About 140 students are enrolled at JCAC. Although most of them have experienced past difficulties in school, they had to pass an interview process to be allowed to study there. In exchange for smaller class sizes, flexible scheduling and more personal attention, the students must agree to give up bad habits like acting out at school and sleeping in class. Most importantly, they have to renew their commitment to their studies.
The waiting list to get into the program now is longer than the number of students enrolled.
Fisher said misperceptions about the school's academic rigor persist in the community, even though JCAC has been open several years now.
"Too many people don't believe it's an academic environment," Fisher lamented. "We have very smart kids. They can do it academically."
Fisher said her staff works with students to resolve their social and emotional issues first, so they can move on to conquering the academic material.
Helping students become more trustworthy is a primary goal.
"We want them to learn to do the right thing, even when no adult is standing over them," she said, adding that a bond of trust facilitates the work.

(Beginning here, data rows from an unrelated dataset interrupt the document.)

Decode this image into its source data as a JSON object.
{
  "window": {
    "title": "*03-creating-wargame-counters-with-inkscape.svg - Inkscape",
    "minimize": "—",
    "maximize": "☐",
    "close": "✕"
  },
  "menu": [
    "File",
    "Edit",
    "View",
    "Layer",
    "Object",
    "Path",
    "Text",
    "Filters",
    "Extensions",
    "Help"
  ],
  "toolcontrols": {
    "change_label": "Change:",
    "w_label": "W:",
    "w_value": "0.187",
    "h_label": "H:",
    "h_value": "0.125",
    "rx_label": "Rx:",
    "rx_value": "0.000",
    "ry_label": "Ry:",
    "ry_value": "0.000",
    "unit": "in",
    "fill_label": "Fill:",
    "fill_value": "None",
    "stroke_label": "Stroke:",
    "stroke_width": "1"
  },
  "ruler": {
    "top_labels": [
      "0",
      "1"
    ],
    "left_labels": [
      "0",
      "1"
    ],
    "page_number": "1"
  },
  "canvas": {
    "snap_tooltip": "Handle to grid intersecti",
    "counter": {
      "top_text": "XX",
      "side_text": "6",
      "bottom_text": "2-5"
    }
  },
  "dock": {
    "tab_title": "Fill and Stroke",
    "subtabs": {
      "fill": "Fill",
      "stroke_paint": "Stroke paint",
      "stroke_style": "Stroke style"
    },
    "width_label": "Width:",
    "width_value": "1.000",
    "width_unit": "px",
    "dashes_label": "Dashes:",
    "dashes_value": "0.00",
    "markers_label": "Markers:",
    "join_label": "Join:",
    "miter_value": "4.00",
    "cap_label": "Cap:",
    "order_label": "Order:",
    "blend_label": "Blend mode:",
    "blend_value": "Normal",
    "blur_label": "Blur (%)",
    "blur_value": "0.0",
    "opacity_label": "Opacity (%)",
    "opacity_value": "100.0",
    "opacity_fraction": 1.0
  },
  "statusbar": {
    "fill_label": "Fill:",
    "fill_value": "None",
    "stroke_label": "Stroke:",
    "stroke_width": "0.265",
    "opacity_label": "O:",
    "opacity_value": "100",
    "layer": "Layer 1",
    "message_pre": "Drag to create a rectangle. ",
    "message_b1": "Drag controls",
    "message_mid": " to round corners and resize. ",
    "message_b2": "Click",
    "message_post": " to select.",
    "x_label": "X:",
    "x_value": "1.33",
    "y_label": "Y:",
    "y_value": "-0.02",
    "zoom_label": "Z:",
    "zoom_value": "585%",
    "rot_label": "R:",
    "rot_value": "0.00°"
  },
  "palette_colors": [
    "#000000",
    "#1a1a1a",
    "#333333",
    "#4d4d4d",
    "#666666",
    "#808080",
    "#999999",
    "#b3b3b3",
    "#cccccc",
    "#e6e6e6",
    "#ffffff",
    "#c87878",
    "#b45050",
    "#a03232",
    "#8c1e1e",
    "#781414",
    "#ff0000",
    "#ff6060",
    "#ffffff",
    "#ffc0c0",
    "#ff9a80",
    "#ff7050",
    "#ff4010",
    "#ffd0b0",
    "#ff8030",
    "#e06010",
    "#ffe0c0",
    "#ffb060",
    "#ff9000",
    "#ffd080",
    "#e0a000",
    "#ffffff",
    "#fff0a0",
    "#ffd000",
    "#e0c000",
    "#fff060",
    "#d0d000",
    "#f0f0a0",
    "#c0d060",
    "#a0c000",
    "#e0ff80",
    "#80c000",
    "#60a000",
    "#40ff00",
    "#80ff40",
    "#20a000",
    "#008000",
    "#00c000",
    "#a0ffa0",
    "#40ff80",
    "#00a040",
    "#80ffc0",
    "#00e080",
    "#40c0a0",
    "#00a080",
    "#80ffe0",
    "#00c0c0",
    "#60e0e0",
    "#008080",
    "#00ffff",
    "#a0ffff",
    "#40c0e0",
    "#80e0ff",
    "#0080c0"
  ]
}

"You can get more out of a kid when you've established that mutual trust," she said.
Ward said JCAC will now be treated as a model school that other communities will want to learn more about.
She's already begun to hear about testimonies from families whose children are enrolled in JCAC and swear the school saved their kids' lives.
"They'll be a model for the whole country. They are going to be getting calls from people asking: "How did you do it?,'" she said.